4.3.2  Pour évaluer le gain d'invalide, il y a lieu, conformément à une
jurisprudence bien établie, de se référer aux données statistiques  lorsque,
comme en l'espèce, l'assuré n'a pas repris d'activité lucrative (ATF 126 V 76
consid. 3b/bb, 124 V 322 consid. 3b/aa). Dès lors, compte tenu d'un salaire
mensuel brut de 4'388 fr. (cf. consid. 4.3.1), sous déduction de 15 pour cent
en regard des limitations liées au handicap subi (ATF 126 V 79 ss. consid.
5b/aa), ainsi que d'une incapacité de travail du recourant de 50 pour cent,
le revenu mensuel d'invalide déterminant s'élève à 1'865 fr.

4.3.3  En comparant ce montant avec le revenu sans invalidité, on obtient une
perte de gain de 2'523 fr. correspondant à un taux d'invalidité de 57,50 pour
cent, ouvrant droit à une demi-rente.

5.
5.1 Sur le vu de ce qui précède, le recours se révèle bien fondé. Représenté
par un avocat, le recourant, qui obtient gain de cause, a droit à une
indemnité de dépens pour l'instance fédérale (art. 159 al. 1 en corrélation
avec l'art. 135 OJ).

5.2  Par ailleurs, la décision litigieuse ayant pour objet l'octroi ou le
refus de prestations d'assurance, la procédure est gratuite (art. 134 OJ).

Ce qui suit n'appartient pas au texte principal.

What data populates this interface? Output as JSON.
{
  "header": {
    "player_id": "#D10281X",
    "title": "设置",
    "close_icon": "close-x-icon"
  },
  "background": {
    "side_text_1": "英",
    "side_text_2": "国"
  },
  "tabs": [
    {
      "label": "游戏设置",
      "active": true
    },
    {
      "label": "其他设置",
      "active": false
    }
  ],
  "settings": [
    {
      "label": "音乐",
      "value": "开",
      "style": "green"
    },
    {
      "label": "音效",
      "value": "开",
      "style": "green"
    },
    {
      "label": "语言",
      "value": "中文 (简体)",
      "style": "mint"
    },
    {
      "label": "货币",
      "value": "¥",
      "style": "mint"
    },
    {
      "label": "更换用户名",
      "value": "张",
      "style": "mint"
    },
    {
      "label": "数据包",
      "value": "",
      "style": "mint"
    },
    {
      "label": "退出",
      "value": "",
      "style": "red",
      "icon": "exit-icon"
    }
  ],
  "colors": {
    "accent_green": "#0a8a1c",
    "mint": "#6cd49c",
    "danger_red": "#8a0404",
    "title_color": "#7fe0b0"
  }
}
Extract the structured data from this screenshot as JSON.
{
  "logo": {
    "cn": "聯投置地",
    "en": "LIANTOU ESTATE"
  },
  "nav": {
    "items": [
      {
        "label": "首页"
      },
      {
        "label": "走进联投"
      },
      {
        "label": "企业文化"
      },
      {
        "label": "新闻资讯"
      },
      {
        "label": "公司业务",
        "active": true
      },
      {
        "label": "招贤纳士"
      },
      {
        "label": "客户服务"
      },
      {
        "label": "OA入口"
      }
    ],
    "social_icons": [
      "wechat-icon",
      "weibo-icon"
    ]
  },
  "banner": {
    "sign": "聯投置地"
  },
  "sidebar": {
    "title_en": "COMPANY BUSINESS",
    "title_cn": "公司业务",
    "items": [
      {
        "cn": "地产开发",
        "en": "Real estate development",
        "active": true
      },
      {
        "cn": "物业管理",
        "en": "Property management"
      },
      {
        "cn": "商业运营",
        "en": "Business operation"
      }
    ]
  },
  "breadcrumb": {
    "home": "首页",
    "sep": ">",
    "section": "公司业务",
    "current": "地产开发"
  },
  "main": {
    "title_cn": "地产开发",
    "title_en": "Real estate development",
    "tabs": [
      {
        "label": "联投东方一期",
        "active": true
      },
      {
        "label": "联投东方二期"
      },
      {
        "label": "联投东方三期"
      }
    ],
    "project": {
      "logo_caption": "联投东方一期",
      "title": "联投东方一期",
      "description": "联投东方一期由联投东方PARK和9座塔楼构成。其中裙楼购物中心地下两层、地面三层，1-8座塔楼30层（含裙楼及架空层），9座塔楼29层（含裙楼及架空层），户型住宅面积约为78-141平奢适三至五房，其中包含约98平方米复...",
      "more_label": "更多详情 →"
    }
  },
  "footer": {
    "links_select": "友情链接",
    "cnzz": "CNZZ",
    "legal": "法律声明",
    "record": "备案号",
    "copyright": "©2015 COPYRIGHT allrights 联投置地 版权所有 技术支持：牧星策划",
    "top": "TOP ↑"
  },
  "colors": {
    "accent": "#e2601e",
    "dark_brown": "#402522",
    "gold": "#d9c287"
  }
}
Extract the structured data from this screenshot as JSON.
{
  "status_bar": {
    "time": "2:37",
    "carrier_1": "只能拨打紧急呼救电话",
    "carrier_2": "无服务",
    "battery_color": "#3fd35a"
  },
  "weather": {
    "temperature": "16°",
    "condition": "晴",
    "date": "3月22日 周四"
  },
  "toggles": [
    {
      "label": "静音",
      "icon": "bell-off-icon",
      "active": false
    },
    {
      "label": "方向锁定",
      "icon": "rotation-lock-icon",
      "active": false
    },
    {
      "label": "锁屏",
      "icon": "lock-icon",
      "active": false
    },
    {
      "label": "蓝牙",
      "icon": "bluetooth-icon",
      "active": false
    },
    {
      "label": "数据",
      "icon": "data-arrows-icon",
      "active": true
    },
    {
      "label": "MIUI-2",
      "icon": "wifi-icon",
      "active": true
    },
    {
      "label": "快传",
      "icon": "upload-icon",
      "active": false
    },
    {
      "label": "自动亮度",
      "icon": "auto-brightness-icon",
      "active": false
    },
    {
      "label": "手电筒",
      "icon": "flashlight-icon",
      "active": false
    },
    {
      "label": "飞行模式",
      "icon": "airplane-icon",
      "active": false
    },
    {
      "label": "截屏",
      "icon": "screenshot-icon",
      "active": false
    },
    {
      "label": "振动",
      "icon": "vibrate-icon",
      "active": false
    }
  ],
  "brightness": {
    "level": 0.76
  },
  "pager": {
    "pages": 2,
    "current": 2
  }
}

Par ces motifs, le Tribunal fédéral des assurances prononce:

1.
Le recours est admis. Le jugement du Tribunal des assurances du canton de
Vaud du 21 juillet 2003 ainsi que la décision de l'Office de
l'assurance-invalidité pour le canton de Vaud du 8 juillet 2002 sont modifiés
en ce sens que le recourant a droit à une demi-rente de
l'assurance-invalidité à partir du 1er septembre 2002.

2.
Il n'est pas perçu de frais de justice.

3.
L'Office de l'assurance-invalidité pour le canton de Vaud versera au
recourant la somme de 2'000 fr. à titre de dépens (y compris la taxe sur la
valeur ajoutée) pour l'instance fédérale.

4.
Le Tribunal des assurances du canton de Vaud statuera sur les dépens pour la
procédure de première instance, au regard de l'issue du procès de dernière
instance.

5.
Le présent arrêt sera communiqué aux parties, au Tribunal des assurances du
canton de Vaud et à l'Office fédéral des assurances sociales.